Computer security's dubious future

As longtime readers already know, I’m a big fan of Bruce Schneier, CTO and founder of BT Counterpane. Besides being a cryptographic and computer security authority, cryptographic algorithm creator, and author of many best-selling books on security, Bruce produces some of the most relevant conversations on computer security. I consider his books, his Cryptogram newsletter, and his blog must-reads for anyone in computer security.

Bruce is a guy who pushes us to rethink our currently held paradigms. He lays bare unsubstantiated dogma. I don’t always agree with Bruce.

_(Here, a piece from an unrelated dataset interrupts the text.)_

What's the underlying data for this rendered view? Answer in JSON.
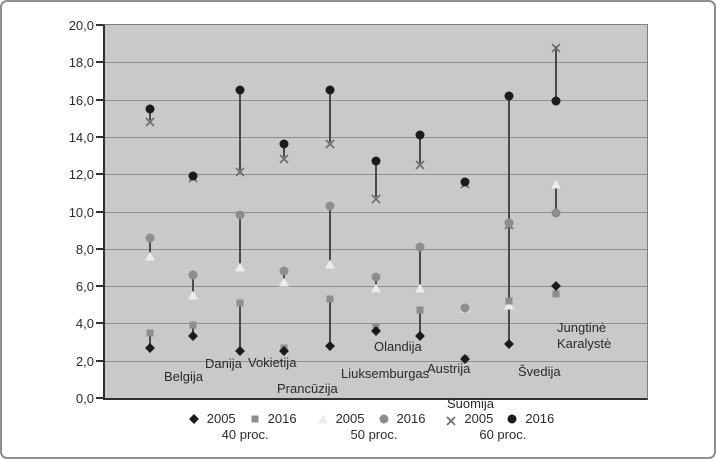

But many of the potent ideas that I disagreed with when he espoused them a half decade ago, I find myself agreeing with years later, ideas like how two-factor authentication won’t stop malicious hackers from stealing gobs of money from the online banking industry, and how the biggest problem with security, in general, is us and our irrational ranking of threats.

I distinctly remember Bruce telling me a decade ago how computer security, with all of its advances, was more than likely going to get worse in the future. This was in the face of increasingly accurate anti-virus programs, improved patch management, and solid improvements in OS security across all platforms. He said this in the days of Windows 95 with almost no security, and today we’ve got User Access Control and security so tight on a Windows system that vendors are frequently complaining. At the time, Bruce was the only voice saying that computer security was going to get worse. And he was right.

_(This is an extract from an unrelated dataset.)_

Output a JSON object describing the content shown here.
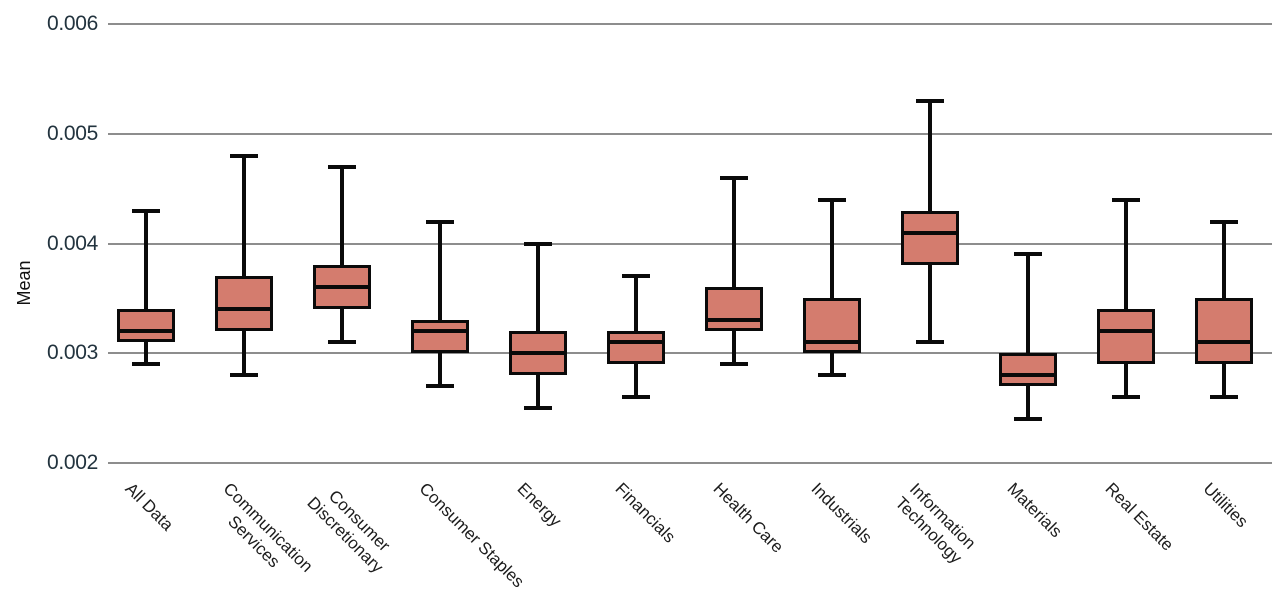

But it’s a decade later now. ISS’ annual report announced that the number of vulnerabilities went down for the first time in a long time, along with the amount of spam. (Interestingly, they also said that 50 percent of reported vulnerabilities could not be fixed by a patch.) The latest evolving security technologies (such as IPv6, IPSec, Network Access Protection/Network Access Control, anti-malware software, and so on) are promising. End-user education is higher than it’s ever been. Many professional entities and governments are requiring baseline security compliance. My friends only send me half the hoax virus warning messages now that I used to receive.

So, I asked Bruce the same question again, “Will computer security get better or worse over the next decade?”

Here’s his response:

"Computer security is not likely to improve in the near future because of two reasons. One, bad guys are getting better at attacking us. And two, we’re not getting better at defending ourselves.

The overarching reason for both of these trends is complexity. Complexity is the worst enemy of security; as a system gets more complex, it gets less secure. There are several reasons for this, which I explained in an essay from 2000. And the Internet is the most complex machine mankind has ever built. We barely understand how it works, let alone how to secure it.